Embarking on an independent journey, Gabriella Cugno has transformed her passion for chocolate into a flourishing career. In her Cardiff production kitchen, she crafts chocolate sculptures and paintings, creating edible masterpieces for events around the globe. One standout memory involves catering a wedding in India for a renowned family, where Beyoncé graced the stage, making it an unforgettable experience.
While each project adds a unique chapter to Cugno's chocolatier story, her role in "Wonka" stands out as the luckiest venture yet. Amidst the magic of the film set, she shares cherished moments spent teaching Sally Hawkins, who portrays Timothée Chalamet's on-screen mother, the art of working with chocolate. Cugno's kitchen not only served as a creative space but also a hub for nourishing the cast and crew. "There was always a lot of chocolate on set for everyone to eat," she recalls, emphasizing her commitment to balance taste with design.
Her culinary expertise extended beyond aesthetics, with multiple versions of each chocolate tailored to accommodate various dietary needs. From plant-based to gluten-free, Cugno ensured that every indulgence maintained its delectable essence. For instance, the hoverchocs boasted a sharp raspberry kick to cut through the richness, making them a sensory delight.
In a moment of personal indulgence, Cugno's hoverchocs receive a final touch – a spritz of spray ice to perfect the union between wings and body. A bite into one reveals a harmonious blend of dark, bitter cocoa, tangy raspberry, and just the right amount of creamy sweetness. As she contemplates the prospect of consuming 20, one can't help but be enchanted by the magic woven into each of Cugno's chocolate creations.

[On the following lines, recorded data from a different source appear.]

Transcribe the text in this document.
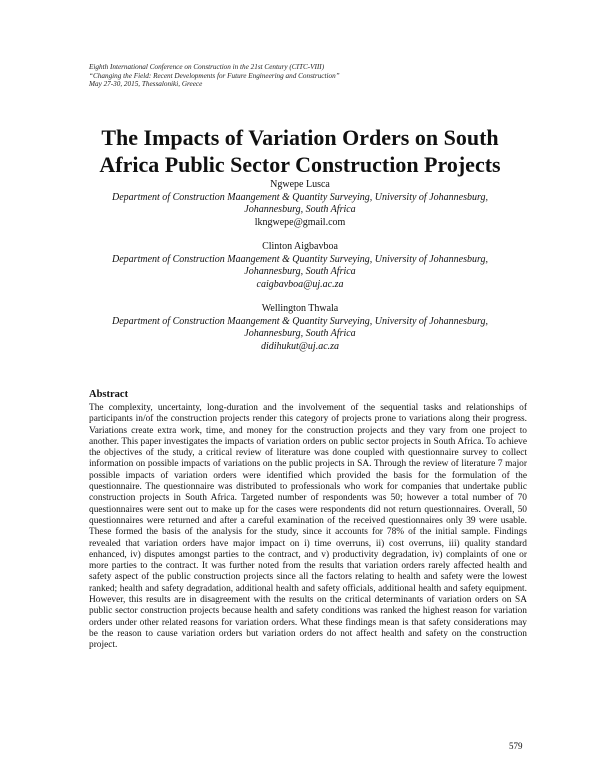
Eighth International Conference on Construction in the 21st Century (CITC-VIII)
“Changing the Field: Recent Developments for Future Engineering and Construction”
May 27-30, 2015, Thessaloniki, Greece
The Impacts of Variation Orders on South
Africa Public Sector Construction Projects
Ngwepe Lusca
Department of Construction Maangement & Quantity Surveying, University of Johannesburg,
Johannesburg, South Africa
lkngwepe@gmail.com
Clinton Aigbavboa
Department of Construction Maangement & Quantity Surveying, University of Johannesburg,
Johannesburg, South Africa
caigbavboa@uj.ac.za
Wellington Thwala
Department of Construction Maangement & Quantity Surveying, University of Johannesburg,
Johannesburg, South Africa
didihukut@uj.ac.za
Abstract
The complexity, uncertainty, long-duration and the involvement of the sequential tasks and relationships of participants in/of the construction projects render this category of projects prone to variations along their progress. Variations create extra work, time, and money for the construction projects and they vary from one project to another. This paper investigates the impacts of variation orders on public sector projects in South Africa. To achieve the objectives of the study, a critical review of literature was done coupled with questionnaire survey to collect information on possible impacts of variations on the public projects in SA. Through the review of literature 7 major possible impacts of variation orders were identified which provided the basis for the formulation of the questionnaire. The questionnaire was distributed to professionals who work for companies that undertake public construction projects in South Africa. Targeted number of respondents was 50; however a total number of 70 questionnaires were sent out to make up for the cases were respondents did not return questionnaires. Overall, 50 questionnaires were returned and after a careful examination of the received questionnaires only 39 were usable. These formed the basis of the analysis for the study, since it accounts for 78% of the initial sample. Findings revealed that variation orders have major impact on i) time overruns, ii) cost overruns, iii) quality standard enhanced, iv) disputes amongst parties to the contract, and v) productivity degradation, iv) complaints of one or more parties to the contract. It was further noted from the results that variation orders rarely affected health and safety aspect of the public construction projects since all the factors relating to health and safety were the lowest ranked; health and safety degradation, additional health and safety officials, additional health and safety equipment. However, this results are in disagreement with the results on the critical determinants of variation orders on SA public sector construction projects because health and safety conditions was ranked the highest reason for variation orders under other related reasons for variation orders. What these findings mean is that safety considerations may be the reason to cause variation orders but variation orders do not affect health and safety on the construction project.
579
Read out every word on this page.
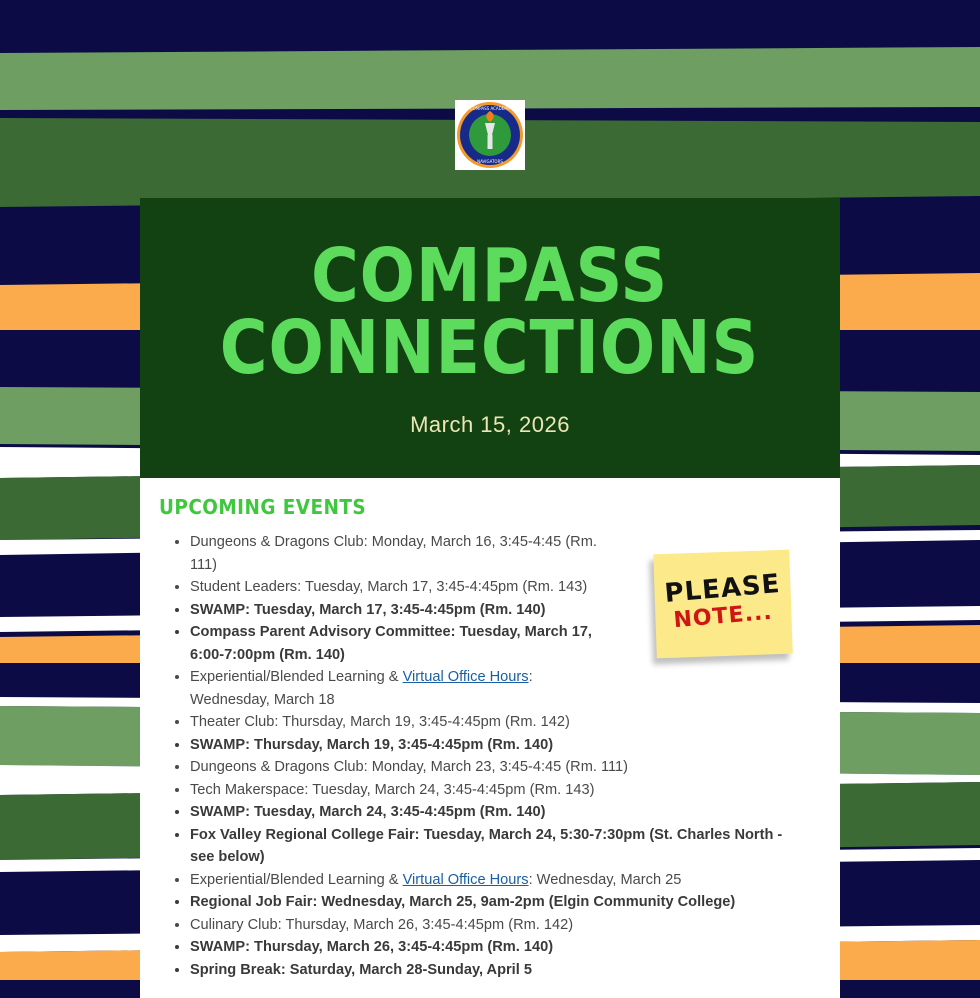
NAVIGATORS
COMPASS ACADEMY
COMPASS
CONNECTIONS
March 15, 2026
UPCOMING EVENTS
PLEASE
NOTE...
• Dungeons & Dragons Club: Monday, March 16, 3:45-4:45 (Rm. 111)
• Student Leaders: Tuesday, March 17, 3:45-4:45pm (Rm. 143)
• SWAMP: Tuesday, March 17, 3:45-4:45pm (Rm. 140)
• Compass Parent Advisory Committee: Tuesday, March 17, 6:00-7:00pm (Rm. 140)
• Experiential/Blended Learning & Virtual Office Hours: Wednesday, March 18
• Theater Club: Thursday, March 19, 3:45-4:45pm (Rm. 142)
• SWAMP: Thursday, March 19, 3:45-4:45pm (Rm. 140)
• Dungeons & Dragons Club: Monday, March 23, 3:45-4:45 (Rm. 111)
• Tech Makerspace: Tuesday, March 24, 3:45-4:45pm (Rm. 143)
• SWAMP: Tuesday, March 24, 3:45-4:45pm (Rm. 140)
• Fox Valley Regional College Fair: Tuesday, March 24, 5:30-7:30pm (St. Charles North - see below)
• Experiential/Blended Learning & Virtual Office Hours: Wednesday, March 25
• Regional Job Fair: Wednesday, March 25, 9am-2pm (Elgin Community College)
• Culinary Club: Thursday, March 26, 3:45-4:45pm (Rm. 142)
• SWAMP: Thursday, March 26, 3:45-4:45pm (Rm. 140)
• Spring Break: Saturday, March 28-Sunday, April 5
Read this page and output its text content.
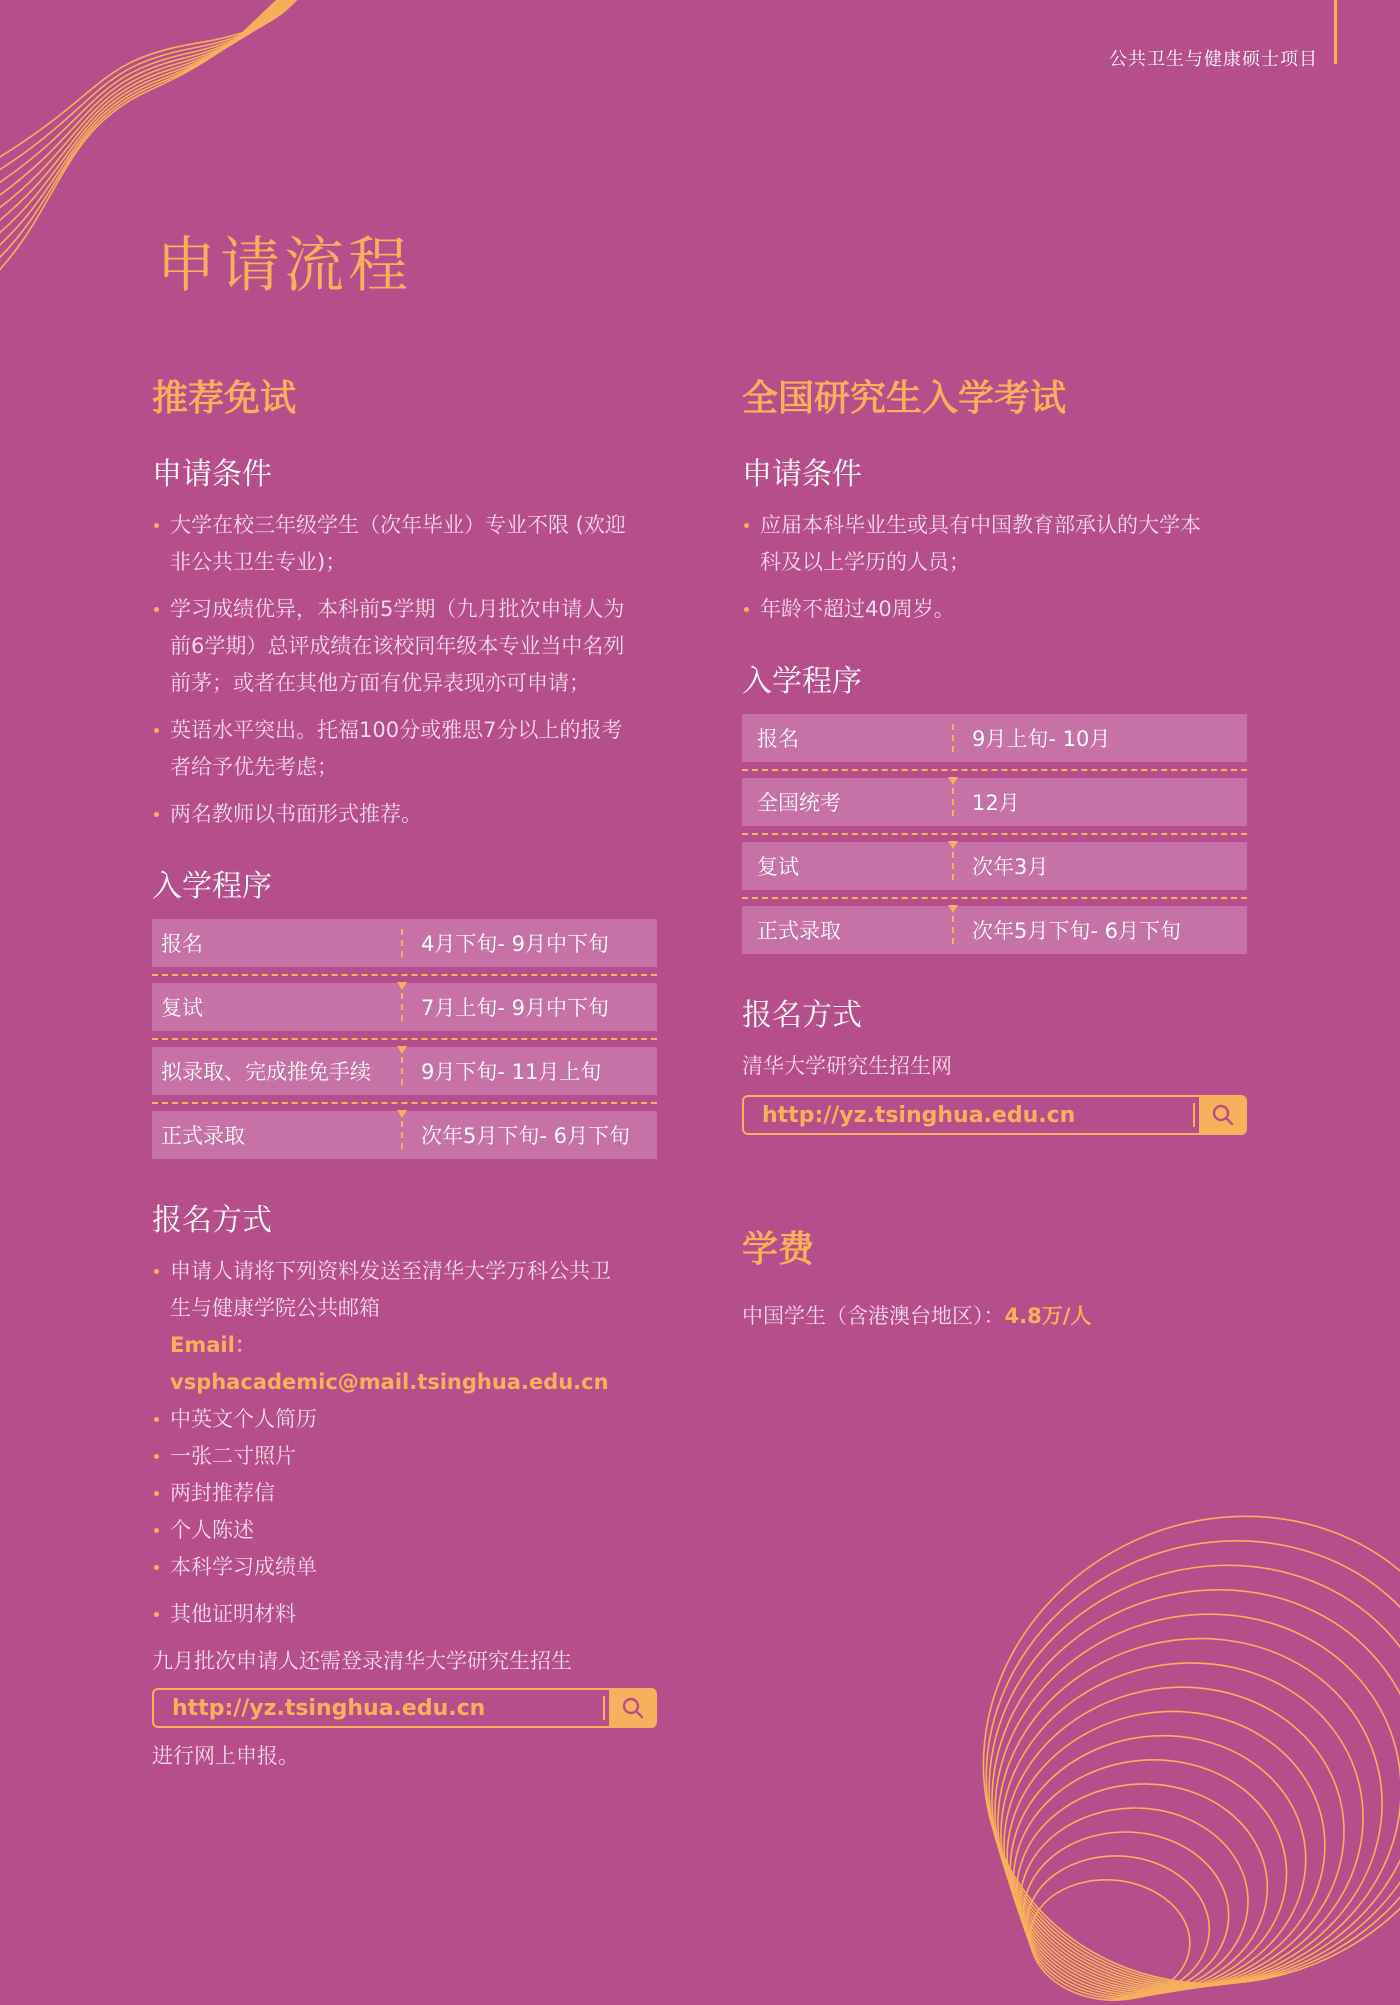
公共卫生与健康硕士项目
申请流程
推荐免试
申请条件
大学在校三年级学生（次年毕业）专业不限 (欢迎
非公共卫生专业)；
学习成绩优异，本科前5学期（九月批次申请人为
前6学期）总评成绩在该校同年级本专业当中名列
前茅；或者在其他方面有优异表现亦可申请；
英语水平突出。托福100分或雅思7分以上的报考
者给予优先考虑；
两名教师以书面形式推荐。
入学程序
报名	4月下旬- 9月中下旬
复试	7月上旬- 9月中下旬
拟录取、完成推免手续	9月下旬- 11月上旬
正式录取	次年5月下旬- 6月下旬
报名方式
申请人请将下列资料发送至清华大学万科公共卫
生与健康学院公共邮箱
Email：vsphacademic@mail.tsinghua.edu.cn
中英文个人简历
一张二寸照片
两封推荐信
个人陈述
本科学习成绩单
其他证明材料
九月批次申请人还需登录清华大学研究生招生
http://yz.tsinghua.edu.cn
进行网上申报。
全国研究生入学考试
申请条件
应届本科毕业生或具有中国教育部承认的大学本
科及以上学历的人员；
年龄不超过40周岁。
入学程序
报名	9月上旬- 10月
全国统考	12月
复试	次年3月
正式录取	次年5月下旬- 6月下旬
报名方式
清华大学研究生招生网
http://yz.tsinghua.edu.cn
学费
中国学生（含港澳台地区）：4.8万/人
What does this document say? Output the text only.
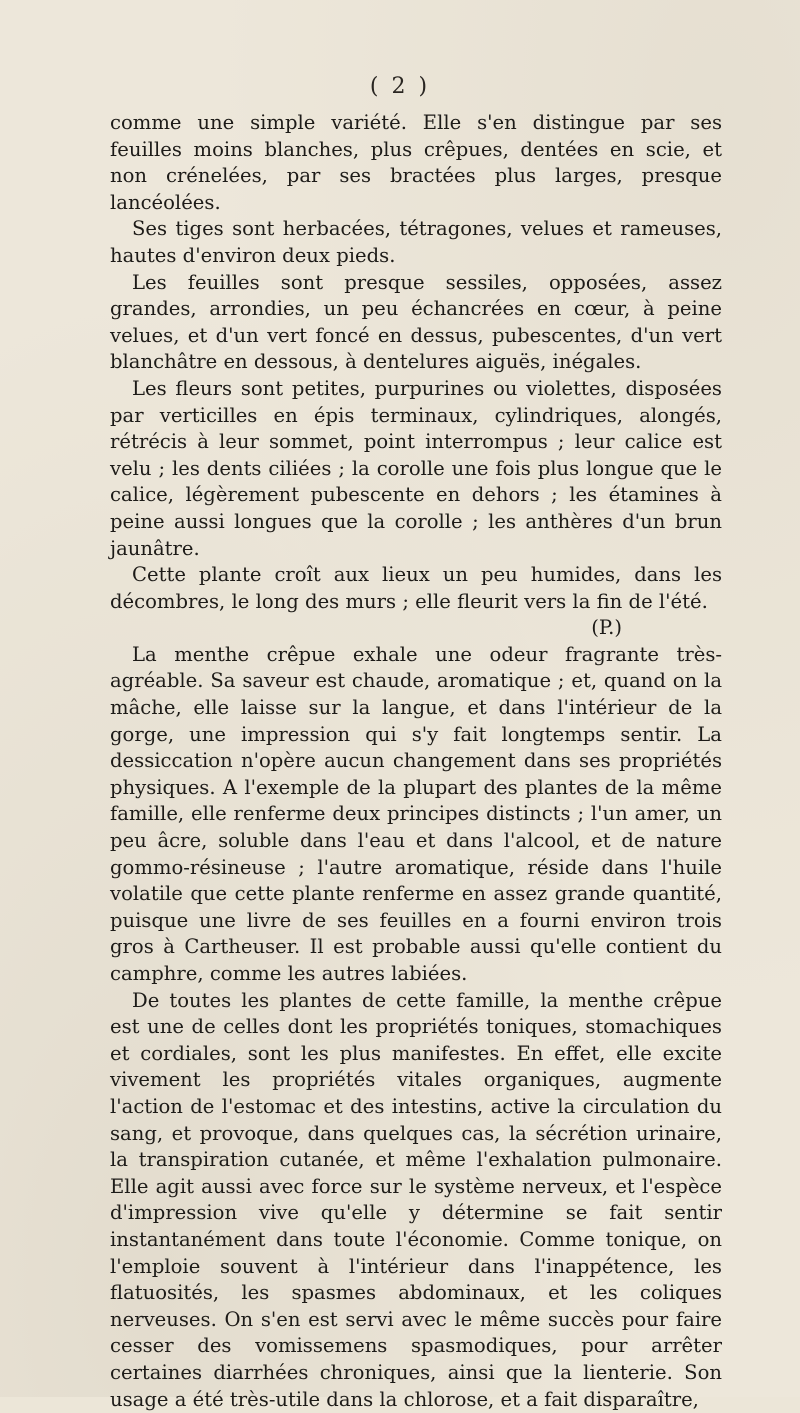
( 2 )

comme une simple variété. Elle s'en distingue par ses feuilles moins blanches, plus crêpues, dentées en scie, et non crénelées, par ses bractées plus larges, presque lancéolées.

Ses tiges sont herbacées, tétragones, velues et rameuses, hautes d'environ deux pieds.

Les feuilles sont presque sessiles, opposées, assez grandes, arrondies, un peu échancrées en cœur, à peine velues, et d'un vert foncé en dessus, pubescentes, d'un vert blanchâtre en dessous, à dentelures aiguës, inégales.

Les fleurs sont petites, purpurines ou violettes, disposées par verticilles en épis terminaux, cylindriques, alongés, rétrécis à leur sommet, point interrompus ; leur calice est velu ; les dents ciliées ; la corolle une fois plus longue que le calice, légèrement pubescente en dehors ; les étamines à peine aussi longues que la corolle ; les anthères d'un brun jaunâtre.

Cette plante croît aux lieux un peu humides, dans les décombres, le long des murs ; elle fleurit vers la fin de l'été.

(P.)

La menthe crêpue exhale une odeur fragrante très-agréable. Sa saveur est chaude, aromatique ; et, quand on la mâche, elle laisse sur la langue, et dans l'intérieur de la gorge, une impression qui s'y fait longtemps sentir. La dessiccation n'opère aucun changement dans ses propriétés physiques. A l'exemple de la plupart des plantes de la même famille, elle renferme deux principes distincts ; l'un amer, un peu âcre, soluble dans l'eau et dans l'alcool, et de nature gommo-résineuse ; l'autre aromatique, réside dans l'huile volatile que cette plante renferme en assez grande quantité, puisque une livre de ses feuilles en a fourni environ trois gros à Cartheuser. Il est probable aussi qu'elle contient du camphre, comme les autres labiées.

De toutes les plantes de cette famille, la menthe crêpue est une de celles dont les propriétés toniques, stomachiques et cordiales, sont les plus manifestes. En effet, elle excite vivement les propriétés vitales organiques, augmente l'action de l'estomac et des intestins, active la circulation du sang, et provoque, dans quelques cas, la sécrétion urinaire, la transpiration cutanée, et même l'exhalation pulmonaire. Elle agit aussi avec force sur le système nerveux, et l'espèce d'impression vive qu'elle y détermine se fait sentir instantanément dans toute l'économie. Comme tonique, on l'emploie souvent à l'intérieur dans l'inappétence, les flatuosités, les spasmes abdominaux, et les coliques nerveuses. On s'en est servi avec le même succès pour faire cesser des vomissemens spasmodiques, pour arrêter certaines diarrhées chroniques, ainsi que la lienterie. Son usage a été très-utile dans la chlorose, et a fait disparaître,
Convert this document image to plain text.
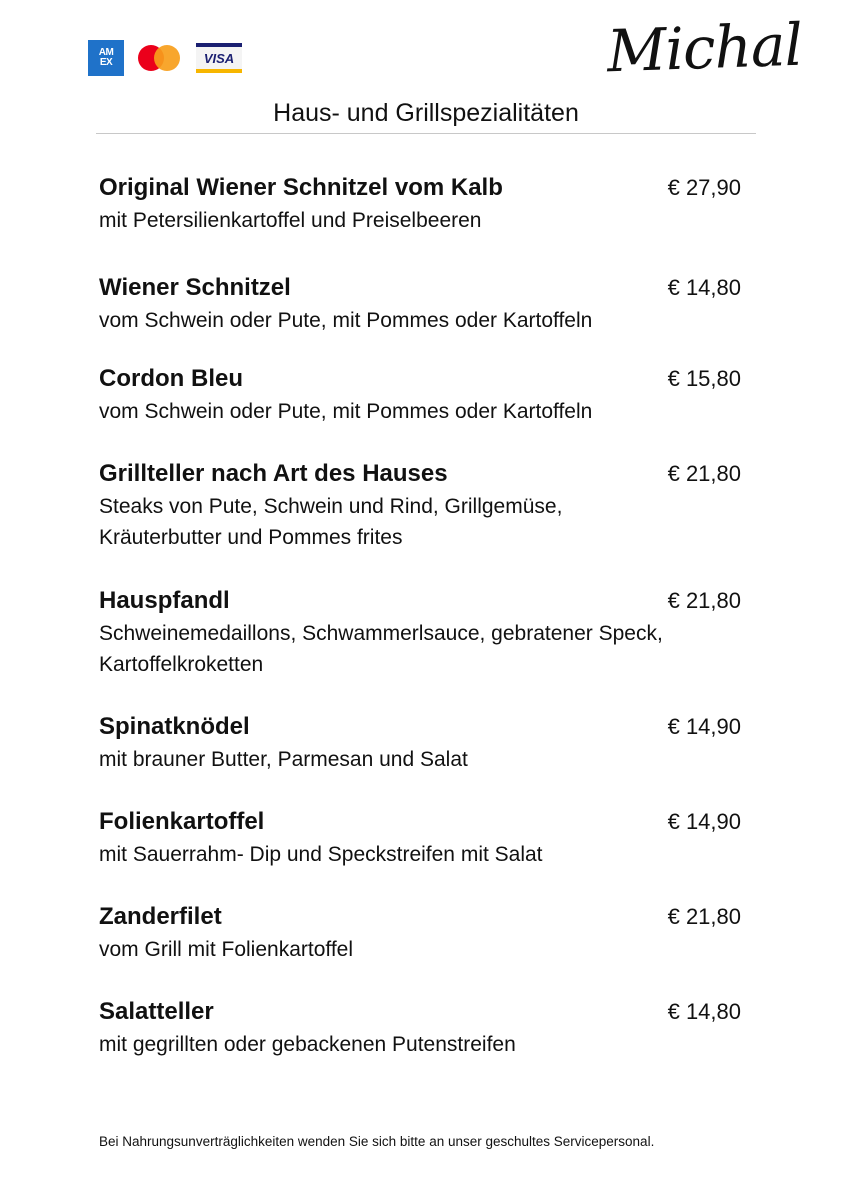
AM
EX	VISA	Michal
Haus- und Grillspezialitäten
Original Wiener Schnitzel vom Kalb	€ 27,90
mit Petersilienkartoffel und Preiselbeeren
Wiener Schnitzel	€ 14,80
vom Schwein oder Pute, mit Pommes oder Kartoffeln
Cordon Bleu	€ 15,80
vom Schwein oder Pute, mit Pommes oder Kartoffeln
Grillteller nach Art des Hauses	€ 21,80
Steaks von Pute, Schwein und Rind, Grillgemüse,
Kräuterbutter und Pommes frites
Hauspfandl	€ 21,80
Schweinemedaillons, Schwammerlsauce, gebratener Speck,
Kartoffelkroketten
Spinatknödel	€ 14,90
mit brauner Butter, Parmesan und Salat
Folienkartoffel	€ 14,90
mit Sauerrahm- Dip und Speckstreifen mit Salat
Zanderfilet	€ 21,80
vom Grill mit Folienkartoffel
Salatteller	€ 14,80
mit gegrillten oder gebackenen Putenstreifen
Bei Nahrungsunverträglichkeiten wenden Sie sich bitte an unser geschultes Servicepersonal.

In the delightful tapestry of Gabriella Cugno's chocolate odyssey, from the kitchens of Cardiff to the dazzling stages of Bollywood, each chapter tells a story of passion, creativity, and culinary mastery. Striking out on her own, Cugno has not only crafted chocolate sculptures for prestigious events but has also left her mark on the enchanting world of "Wonka."
From catering a wedding in India, graced by the presence of Beyoncé, to sharing chocolate-making moments with Sally Hawkins on the film set, Cugno's journey is a testament to the artistry of her craft. Her kitchen became a hub of creativity, not only feeding the cast and crew but also serving as a canvas for her edible masterpieces.
As she carefully balanced taste and design, accommodating various dietary needs with multiple versions of each chocolate, Cugno's dedication shone through. The hoverchocs, with their sharp raspberry twist, exemplify her commitment to creating not just visually stunning but also sensorially delightful treats.
In the final act of this chocolate symphony, a spritz of spray ice perfects the hoverchocs, embodying the meticulous attention to detail that defines Cugno's creations. With a bite, one experiences the harmonious interplay of flavors – dark cocoa, tangy raspberry, and a perfect touch of creamy sweetness.
As Cugno contemplates indulging in 20 hoverchocs, the conclusion of this chocolate tale is one of sweet success, a journey that transcends borders and flavors, leaving a delectable imprint on the palates and memories of those fortunate enough to savor her creations.